Body Mass Index, or commonly known as BMI, is a standard health assessment tool used in many healthcare facilities over many decades. It is often used as a health indicator to assess for overweight and obesity, using an individual’s weight relative to height. The results will then be compared to the BMI scale to determine the results, classification of “underweight”, “normal weight” or “overweight”. Many studies also support that BMI can be a pre-assessment tool of a person’s risk of chronic disease and premature death, especially amongst people who have obesity or “overweight” and “underweight”. 

While BMI is a widely used tool due to its simplicity and convenience, its accuracy and limitations should also be considered when interpreting the results as it only uses weight and height of an individual to measure, which may lead to inaccurate outcomes.

Here are some limitations of BMI:

Distinguish between Fat Mass and Muscle Mass: Muscles are usually denser and takes up less space, which can lead to misinterpretation of results. For example, an athlete or an individual with low body fat and high amount of muscle mass will be classified to be heavier or “overweight” using the BMI scale, leading to misinterpretation of their health status. Therefore, it is important to consider an individual’s body composition in addition to their bodyweight. 
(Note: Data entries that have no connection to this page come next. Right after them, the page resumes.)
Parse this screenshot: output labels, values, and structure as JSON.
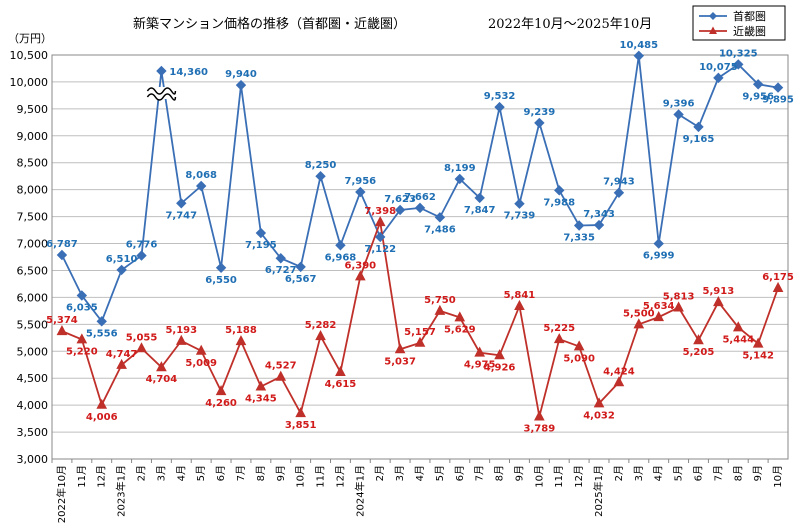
{
  "chart_data": {
    "type": "line",
    "title": "新築マンション価格の推移（首都圏・近畿圏）",
    "subtitle": "2022年10月～2025年10月",
    "ylabel": "（万円）",
    "ylim": [
      3000,
      10500
    ],
    "yticks": [
      3000,
      3500,
      4000,
      4500,
      5000,
      5500,
      6000,
      6500,
      7000,
      7500,
      8000,
      8500,
      9000,
      9500,
      10000,
      10500
    ],
    "ytick_labels": [
      "3,000",
      "3,500",
      "4,000",
      "4,500",
      "5,000",
      "5,500",
      "6,000",
      "6,500",
      "7,000",
      "7,500",
      "8,000",
      "8,500",
      "9,000",
      "9,500",
      "10,000",
      "10,500"
    ],
    "grid": true,
    "legend_position": "top-right",
    "axis_break": "10,000〜10,500 region at 2023年3月 (value beyond axis)",
    "categories": [
      "2022年10月",
      "11月",
      "12月",
      "2023年1月",
      "2月",
      "3月",
      "4月",
      "5月",
      "6月",
      "7月",
      "8月",
      "9月",
      "10月",
      "11月",
      "12月",
      "2024年1月",
      "2月",
      "3月",
      "4月",
      "5月",
      "6月",
      "7月",
      "8月",
      "9月",
      "10月",
      "11月",
      "12月",
      "2025年1月",
      "2月",
      "3月",
      "4月",
      "5月",
      "6月",
      "7月",
      "8月",
      "9月",
      "10月"
    ],
    "series": [
      {
        "name": "首都圏",
        "color": "#3a6fb6",
        "marker": "diamond",
        "values": [
          6787,
          6035,
          5556,
          6510,
          6776,
          14360,
          7747,
          8068,
          6550,
          9940,
          7195,
          6727,
          6567,
          8250,
          6968,
          7956,
          7122,
          7623,
          7662,
          7486,
          8199,
          7847,
          9532,
          7739,
          9239,
          7988,
          7335,
          7343,
          7943,
          10485,
          6999,
          9396,
          9165,
          10075,
          10325,
          9956,
          9895
        ],
        "labels": [
          "6,787",
          "6,035",
          "5,556",
          "6,510",
          "6,776",
          "14,360",
          "7,747",
          "8,068",
          "6,550",
          "9,940",
          "7,195",
          "6,727",
          "6,567",
          "8,250",
          "6,968",
          "7,956",
          "7,122",
          "7,623",
          "7,662",
          "7,486",
          "8,199",
          "7,847",
          "9,532",
          "7,739",
          "9,239",
          "7,988",
          "7,335",
          "7,343",
          "7,943",
          "10,485",
          "6,999",
          "9,396",
          "9,165",
          "10,075",
          "10,325",
          "9,956",
          "9,895"
        ]
      },
      {
        "name": "近畿圏",
        "color": "#c0302a",
        "marker": "triangle",
        "values": [
          5374,
          5220,
          4006,
          4747,
          5055,
          4704,
          5193,
          5009,
          4260,
          5188,
          4345,
          4527,
          3851,
          5282,
          4615,
          6390,
          7398,
          5037,
          5157,
          5750,
          5629,
          4975,
          4926,
          5841,
          3789,
          5225,
          5090,
          4032,
          4424,
          5500,
          5634,
          5813,
          5205,
          5913,
          5444,
          5142,
          6175
        ],
        "labels": [
          "5,374",
          "5,220",
          "4,006",
          "4,747",
          "5,055",
          "4,704",
          "5,193",
          "5,009",
          "4,260",
          "5,188",
          "4,345",
          "4,527",
          "3,851",
          "5,282",
          "4,615",
          "6,390",
          "7,398",
          "5,037",
          "5,157",
          "5,750",
          "5,629",
          "4,975",
          "4,926",
          "5,841",
          "3,789",
          "5,225",
          "5,090",
          "4,032",
          "4,424",
          "5,500",
          "5,634",
          "5,813",
          "5,205",
          "5,913",
          "5,444",
          "5,142",
          "6,175"
        ]
      }
    ]
  }
}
Body Fat Distribution: BMI does not differentiate between subcutaneous fats and visceral fats. Visceral fats are found within our internal abdominal cavity, surrounding our internal organs and by have high amounts of it is often strongly associated with health risks such as cardiovascular diseases. As compared to subcutaneous fats that are stored in other parts of the body such as the hips and buttocks region. Since BMI does not consider what type and where the fats are stored, it can misclassify an individual’s health indication or risk of disease.

Other health assessments to consider:

Body Fat Percentage: Determining an individual’s amount of body fat in the body. It can distinguish an individual’s fat mass vs fat-free mass, which will be a more accurate representation of health indication. Assessment tools such as skinfold measurements, bioelectrical impedance analysers or dual-energy x-ray absorptiometry can be used to analyse. 
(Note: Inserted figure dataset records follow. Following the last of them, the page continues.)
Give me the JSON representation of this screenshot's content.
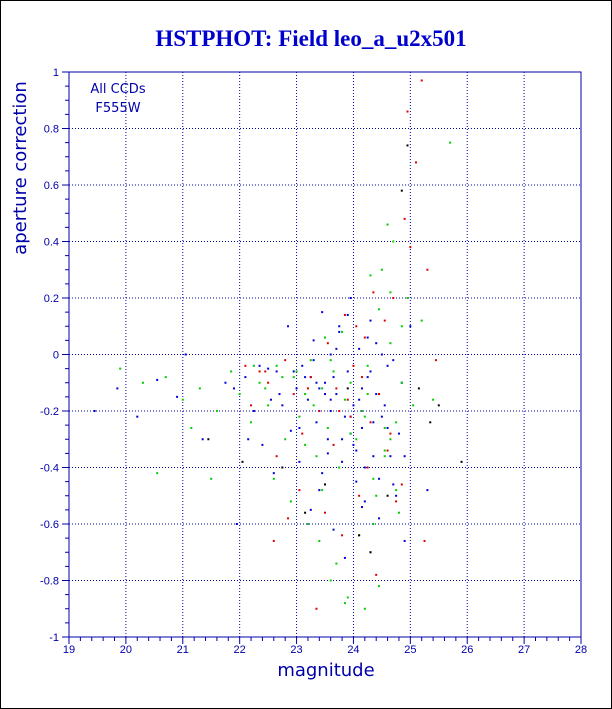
{
  "chart_data": {
    "type": "scatter",
    "title": "HSTPHOT: Field leo_a_u2x501",
    "xlabel": "magnitude",
    "ylabel": "aperture correction",
    "xlim": [
      19,
      28
    ],
    "ylim": [
      -1,
      1
    ],
    "x_ticks": [
      "19",
      "20",
      "21",
      "22",
      "23",
      "24",
      "25",
      "26",
      "27",
      "28"
    ],
    "y_ticks": [
      "-1",
      "-0.8",
      "-0.6",
      "-0.4",
      "-0.2",
      "0",
      "0.2",
      "0.4",
      "0.6",
      "0.8",
      "1"
    ],
    "grid": true,
    "annotations": [
      "All CCDs",
      "F555W"
    ],
    "colors": {
      "title": "#0000cc",
      "axes": "#0000aa",
      "grid": "#0000aa",
      "series": [
        "#0000dd",
        "#00cc00",
        "#dd0000",
        "#000000"
      ]
    },
    "series": [
      {
        "color": "#0000dd",
        "x": [
          19.45,
          19.85,
          20.2,
          20.55,
          20.9,
          21.05,
          21.35,
          21.75,
          21.95,
          22.1,
          22.25,
          22.4,
          22.5,
          22.6,
          22.75,
          22.85,
          22.9,
          23.0,
          23.05,
          23.1,
          23.2,
          23.25,
          23.3,
          23.35,
          23.4,
          23.45,
          23.5,
          23.55,
          23.6,
          23.65,
          23.7,
          23.75,
          23.8,
          23.85,
          23.9,
          23.95,
          24.0,
          24.05,
          24.1,
          24.15,
          24.2,
          24.25,
          24.3,
          24.35,
          24.4,
          24.45,
          24.5,
          24.6,
          24.7,
          24.8,
          24.9,
          25.0,
          23.15,
          23.6,
          23.9,
          24.15,
          24.4,
          24.65,
          22.7,
          23.3,
          23.95,
          24.25,
          24.55,
          23.45,
          23.75,
          24.05,
          24.35,
          24.75,
          22.95,
          23.55,
          24.2,
          24.5,
          24.85,
          23.65,
          23.85,
          24.1,
          23.4,
          23.7,
          24.0,
          24.3,
          24.6,
          22.35,
          22.55,
          23.05,
          23.25,
          23.5,
          23.8,
          24.45,
          24.7,
          21.9,
          22.15,
          22.65,
          23.35,
          23.95,
          24.15,
          24.9,
          25.3,
          23.6
        ],
        "y": [
          -0.2,
          -0.12,
          -0.22,
          -0.09,
          -0.15,
          0.0,
          -0.3,
          -0.1,
          -0.6,
          -0.08,
          -0.2,
          -0.32,
          -0.05,
          -0.42,
          -0.18,
          0.1,
          -0.27,
          -0.12,
          -0.38,
          -0.04,
          -0.16,
          -0.55,
          0.05,
          -0.24,
          -0.48,
          0.15,
          -0.1,
          -0.35,
          0.0,
          -0.62,
          -0.14,
          0.08,
          -0.3,
          -0.72,
          -0.06,
          0.2,
          -0.18,
          -0.45,
          0.02,
          -0.26,
          -0.52,
          -0.08,
          0.12,
          -0.36,
          -0.14,
          -0.58,
          -0.22,
          -0.04,
          -0.46,
          -0.28,
          -0.66,
          0.1,
          -0.08,
          -0.2,
          0.14,
          -0.12,
          0.04,
          -0.36,
          -0.14,
          -0.02,
          -0.28,
          0.06,
          -0.18,
          -0.42,
          0.1,
          -0.34,
          -0.24,
          -0.5,
          -0.06,
          -0.3,
          -0.4,
          0.0,
          -0.1,
          -0.08,
          -0.22,
          -0.16,
          -0.12,
          0.02,
          -0.32,
          -0.06,
          -0.26,
          -0.04,
          -0.16,
          -0.26,
          -0.08,
          -0.14,
          -0.38,
          -0.44,
          -0.02,
          -0.12,
          -0.3,
          -0.06,
          -0.1,
          -0.22,
          -0.54,
          -0.36,
          -0.48,
          -0.16
        ],
        "_": 0
      },
      {
        "color": "#00cc00",
        "x": [
          19.9,
          20.3,
          20.7,
          21.0,
          21.3,
          21.6,
          21.85,
          22.0,
          22.2,
          22.35,
          22.5,
          22.65,
          22.8,
          22.95,
          23.05,
          23.15,
          23.25,
          23.35,
          23.45,
          23.55,
          23.65,
          23.75,
          23.85,
          23.95,
          24.05,
          24.15,
          24.25,
          24.35,
          24.45,
          24.55,
          24.65,
          24.75,
          24.85,
          24.95,
          25.05,
          24.5,
          24.7,
          24.6,
          24.4,
          24.8,
          24.3,
          23.6,
          23.4,
          23.9,
          24.2,
          22.6,
          22.9,
          23.2,
          23.7,
          24.1,
          24.45,
          24.65,
          24.85,
          25.2,
          25.4,
          25.7,
          24.55,
          24.3,
          23.8,
          23.5,
          22.45,
          22.75,
          23.0,
          23.3,
          23.6,
          23.95,
          24.25,
          24.55,
          24.75,
          22.25,
          21.5,
          21.15,
          20.55,
          24.35,
          24.45,
          23.85,
          24.65,
          24.2,
          23.45,
          23.15
        ],
        "y": [
          -0.05,
          -0.1,
          -0.08,
          -0.16,
          -0.12,
          -0.2,
          -0.06,
          -0.14,
          -0.24,
          -0.1,
          -0.18,
          -0.04,
          -0.3,
          -0.08,
          -0.22,
          -0.14,
          -0.02,
          -0.36,
          -0.12,
          -0.26,
          -0.06,
          -0.4,
          -0.16,
          -0.1,
          -0.3,
          -0.2,
          -0.04,
          -0.44,
          -0.14,
          -0.34,
          0.04,
          -0.24,
          -0.1,
          0.2,
          -0.18,
          0.3,
          0.4,
          0.46,
          -0.5,
          -0.56,
          -0.7,
          -0.8,
          -0.66,
          -0.86,
          -0.9,
          -0.44,
          -0.52,
          -0.6,
          -0.74,
          -0.64,
          0.16,
          0.22,
          0.1,
          0.12,
          -0.16,
          0.75,
          -0.26,
          0.28,
          0.08,
          0.06,
          -0.12,
          -0.08,
          -0.06,
          -0.18,
          -0.02,
          -0.28,
          -0.14,
          -0.36,
          -0.48,
          -0.04,
          -0.44,
          -0.26,
          -0.42,
          -0.6,
          -0.82,
          -0.88,
          -0.3,
          -0.22,
          -0.48,
          -0.32
        ],
        "_": 0
      },
      {
        "color": "#dd0000",
        "x": [
          25.2,
          24.95,
          25.1,
          24.9,
          25.0,
          24.7,
          24.55,
          24.35,
          24.2,
          24.0,
          23.85,
          23.7,
          23.55,
          23.4,
          23.25,
          23.1,
          22.95,
          22.8,
          22.65,
          22.5,
          22.35,
          22.2,
          22.1,
          23.65,
          23.95,
          24.25,
          24.45,
          24.65,
          24.85,
          25.3,
          25.45,
          23.5,
          23.8,
          24.1,
          24.4,
          24.75,
          23.35,
          22.6,
          22.85,
          23.05,
          23.9,
          24.15,
          24.6,
          24.3,
          23.2,
          22.45,
          25.25,
          24.05,
          23.75
        ],
        "y": [
          0.97,
          0.86,
          0.68,
          0.48,
          0.38,
          0.2,
          0.12,
          0.22,
          0.06,
          -0.04,
          0.14,
          -0.12,
          0.04,
          -0.2,
          -0.08,
          -0.28,
          -0.14,
          -0.02,
          -0.36,
          -0.1,
          -0.06,
          -0.18,
          -0.04,
          -0.32,
          -0.22,
          -0.4,
          -0.14,
          -0.28,
          -0.46,
          0.3,
          -0.02,
          -0.56,
          -0.64,
          -0.5,
          -0.78,
          -0.52,
          -0.9,
          -0.66,
          -0.58,
          -0.48,
          -0.16,
          -0.08,
          -0.34,
          -0.24,
          -0.12,
          -0.06,
          -0.66,
          0.1,
          -0.2
        ],
        "_": 0
      },
      {
        "color": "#000000",
        "x": [
          22.05,
          23.15,
          24.3,
          24.95,
          24.85,
          25.15,
          25.5,
          25.9,
          24.1,
          23.5,
          21.45,
          22.75,
          24.6,
          25.35,
          23.9
        ],
        "y": [
          -0.38,
          -0.56,
          -0.7,
          0.74,
          0.58,
          -0.12,
          -0.18,
          -0.38,
          -0.64,
          -0.46,
          -0.3,
          -0.4,
          -0.5,
          -0.24,
          -0.12
        ],
        "_": 0
      }
    ]
  }
}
Waist-to-Hip Ratio: Measuring an individual’s waist and hip using a formula and determining the ratio against a measurement chart. A higher ratio will mean that there is a high amount of fats store in the belly region which is linked to a greater risk of developing chronic diseases.
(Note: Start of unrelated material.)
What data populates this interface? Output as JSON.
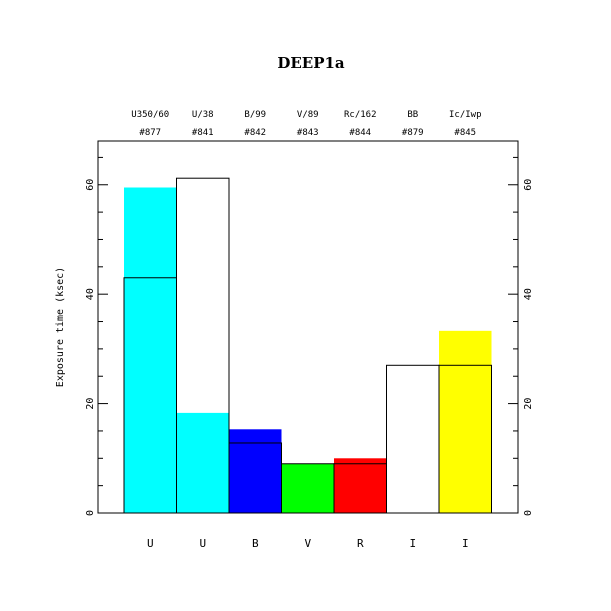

Despite these limitations, BMI is still useful for assessing potential health risk relating to an individual’s bodyweight at a general population level due to its convenience and simplicity. However, it is recommended to interpret the results in-view with other health assessment measures to get the most accurate results. 


Flegal, K. M., Shepherd, J. A., Looker, A. C., Graubard, B. I., Borrud, L. G., & Ogden, C. L. (2009). Comparisons of percentage body fat, body mass index, waist circumference, and waist-stature ratio in adults. American Journal of Clinical Nutrition, 89(2), 500-508.

Yusuf, S., Hawken, S., Ounpuu, S., Dans, T., Avezum, A., Lanas, F., & Lisheng, L. (2004). Effect of potentially modifiable risk factors associated with myocardial infarction in 52 countries (the INTERHEART study): case-control study. The Lancet, 364(9438), 937-952.